Law is a calling and a public institution, not just a technical craft: Opinion
Source: Business Times
Article Date: 24 Feb 2026
If the legal profession is to reassess itself in the light of AI, it should move towards a clearer articulation of its public role.
I refer to The Business Times’ article “Budget 2026: Why Singapore’s white-collar AI training drive is starting with law and accounting” (Feb 16, 2026) and The Straits Times’ article “As AI takes on legal work, what happens to the prestige of being a lawyer?” (Feb 18, 2026).
The latter raises timely questions, but it places too much weight on prestige as the lens through which the legal profession’s future is assessed.
Prestige has always been a by-product of legal practice, not its purpose. To focus so heavily on whether law retains its aura of difficulty or exclusivity risks mistaking a social signal for the substance of professional value.
The true question is not whether legal work still looks hard from the outside, but whether it continues to serve those who rely on it.
Much of what artificial intelligence (AI) disrupts are tasks that were labour-intensive rather than intrinsically valuable, as the first article notes. Routine drafting, document review and other forms of grunt work were never ends in themselves; they mattered only insofar as they supported sound judgment and fair outcomes.

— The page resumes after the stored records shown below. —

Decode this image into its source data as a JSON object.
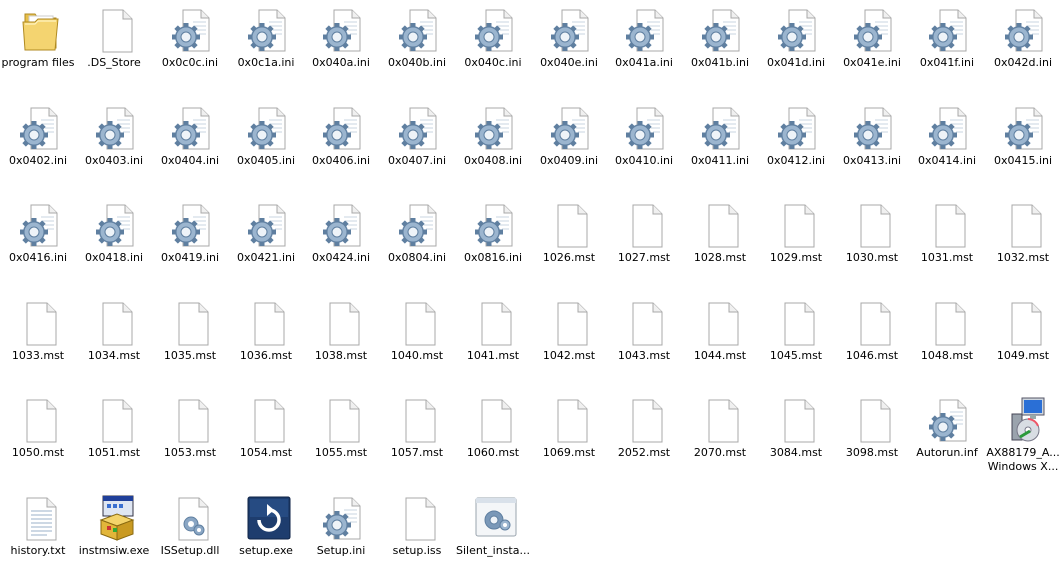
{
  "window": {
    "view": "Large icons"
  },
  "files": [
    {
      "name": "program files",
      "icon": "folder-icon"
    },
    {
      "name": ".DS_Store",
      "icon": "blank-document-icon"
    },
    {
      "name": "0x0c0c.ini",
      "icon": "settings-file-icon"
    },
    {
      "name": "0x0c1a.ini",
      "icon": "settings-file-icon"
    },
    {
      "name": "0x040a.ini",
      "icon": "settings-file-icon"
    },
    {
      "name": "0x040b.ini",
      "icon": "settings-file-icon"
    },
    {
      "name": "0x040c.ini",
      "icon": "settings-file-icon"
    },
    {
      "name": "0x040e.ini",
      "icon": "settings-file-icon"
    },
    {
      "name": "0x041a.ini",
      "icon": "settings-file-icon"
    },
    {
      "name": "0x041b.ini",
      "icon": "settings-file-icon"
    },
    {
      "name": "0x041d.ini",
      "icon": "settings-file-icon"
    },
    {
      "name": "0x041e.ini",
      "icon": "settings-file-icon"
    },
    {
      "name": "0x041f.ini",
      "icon": "settings-file-icon"
    },
    {
      "name": "0x042d.ini",
      "icon": "settings-file-icon"
    },
    {
      "name": "0x0402.ini",
      "icon": "settings-file-icon"
    },
    {
      "name": "0x0403.ini",
      "icon": "settings-file-icon"
    },
    {
      "name": "0x0404.ini",
      "icon": "settings-file-icon"
    },
    {
      "name": "0x0405.ini",
      "icon": "settings-file-icon"
    },
    {
      "name": "0x0406.ini",
      "icon": "settings-file-icon"
    },
    {
      "name": "0x0407.ini",
      "icon": "settings-file-icon"
    },
    {
      "name": "0x0408.ini",
      "icon": "settings-file-icon"
    },
    {
      "name": "0x0409.ini",
      "icon": "settings-file-icon"
    },
    {
      "name": "0x0410.ini",
      "icon": "settings-file-icon"
    },
    {
      "name": "0x0411.ini",
      "icon": "settings-file-icon"
    },
    {
      "name": "0x0412.ini",
      "icon": "settings-file-icon"
    },
    {
      "name": "0x0413.ini",
      "icon": "settings-file-icon"
    },
    {
      "name": "0x0414.ini",
      "icon": "settings-file-icon"
    },
    {
      "name": "0x0415.ini",
      "icon": "settings-file-icon"
    },
    {
      "name": "0x0416.ini",
      "icon": "settings-file-icon"
    },
    {
      "name": "0x0418.ini",
      "icon": "settings-file-icon"
    },
    {
      "name": "0x0419.ini",
      "icon": "settings-file-icon"
    },
    {
      "name": "0x0421.ini",
      "icon": "settings-file-icon"
    },
    {
      "name": "0x0424.ini",
      "icon": "settings-file-icon"
    },
    {
      "name": "0x0804.ini",
      "icon": "settings-file-icon"
    },
    {
      "name": "0x0816.ini",
      "icon": "settings-file-icon"
    },
    {
      "name": "1026.mst",
      "icon": "blank-document-icon"
    },
    {
      "name": "1027.mst",
      "icon": "blank-document-icon"
    },
    {
      "name": "1028.mst",
      "icon": "blank-document-icon"
    },
    {
      "name": "1029.mst",
      "icon": "blank-document-icon"
    },
    {
      "name": "1030.mst",
      "icon": "blank-document-icon"
    },
    {
      "name": "1031.mst",
      "icon": "blank-document-icon"
    },
    {
      "name": "1032.mst",
      "icon": "blank-document-icon"
    },
    {
      "name": "1033.mst",
      "icon": "blank-document-icon"
    },
    {
      "name": "1034.mst",
      "icon": "blank-document-icon"
    },
    {
      "name": "1035.mst",
      "icon": "blank-document-icon"
    },
    {
      "name": "1036.mst",
      "icon": "blank-document-icon"
    },
    {
      "name": "1038.mst",
      "icon": "blank-document-icon"
    },
    {
      "name": "1040.mst",
      "icon": "blank-document-icon"
    },
    {
      "name": "1041.mst",
      "icon": "blank-document-icon"
    },
    {
      "name": "1042.mst",
      "icon": "blank-document-icon"
    },
    {
      "name": "1043.mst",
      "icon": "blank-document-icon"
    },
    {
      "name": "1044.mst",
      "icon": "blank-document-icon"
    },
    {
      "name": "1045.mst",
      "icon": "blank-document-icon"
    },
    {
      "name": "1046.mst",
      "icon": "blank-document-icon"
    },
    {
      "name": "1048.mst",
      "icon": "blank-document-icon"
    },
    {
      "name": "1049.mst",
      "icon": "blank-document-icon"
    },
    {
      "name": "1050.mst",
      "icon": "blank-document-icon"
    },
    {
      "name": "1051.mst",
      "icon": "blank-document-icon"
    },
    {
      "name": "1053.mst",
      "icon": "blank-document-icon"
    },
    {
      "name": "1054.mst",
      "icon": "blank-document-icon"
    },
    {
      "name": "1055.mst",
      "icon": "blank-document-icon"
    },
    {
      "name": "1057.mst",
      "icon": "blank-document-icon"
    },
    {
      "name": "1060.mst",
      "icon": "blank-document-icon"
    },
    {
      "name": "1069.mst",
      "icon": "blank-document-icon"
    },
    {
      "name": "2052.mst",
      "icon": "blank-document-icon"
    },
    {
      "name": "2070.mst",
      "icon": "blank-document-icon"
    },
    {
      "name": "3084.mst",
      "icon": "blank-document-icon"
    },
    {
      "name": "3098.mst",
      "icon": "blank-document-icon"
    },
    {
      "name": "Autorun.inf",
      "icon": "settings-file-icon"
    },
    {
      "name": "AX88179_A...",
      "name2": "Windows X...",
      "icon": "installer-computer-cd-icon"
    },
    {
      "name": "history.txt",
      "icon": "text-document-icon"
    },
    {
      "name": "instmsiw.exe",
      "icon": "installer-box-icon"
    },
    {
      "name": "ISSetup.dll",
      "icon": "dll-file-icon"
    },
    {
      "name": "setup.exe",
      "icon": "setup-arrow-icon"
    },
    {
      "name": "Setup.ini",
      "icon": "settings-file-icon"
    },
    {
      "name": "setup.iss",
      "icon": "blank-document-icon"
    },
    {
      "name": "Silent_insta...",
      "icon": "script-gear-icon"
    }
  ]
}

If technology reduces inefficiency and opacity, that should be celebrated as progress, not a threat to professional standing.
What is largely missing from the discussion is the role of empathy and service. Law is a calling and a public institution, not just a technical craft or a profession. It is practised in moments of vulnerability, when livelihoods, families, liberty or survival are at stake. The ability to listen, understand context, and respond with judgment that is not only technically correct but also humanly appropriate remains fundamental to good lawyering and cannot be automated.
Pro bono work and community practice further illustrate the limits of a prestige-based narrative. Such work rarely confers status or economic reward, yet it is where the profession most clearly earns public trust. If AI creates efficiencies, the real test is whether those gains expand access to justice and reduce barriers for those users who are least able to navigate the legal system.
If the legal profession is to reassess itself in the light of AI, it should do so by moving away from perceived notions of prestige and towards a clearer articulation of its public role.
Any profession that measures itself by how admired it is risks irrelevance. One that grounds its value in responsibility, empathy and service does not need prestige to justify its place.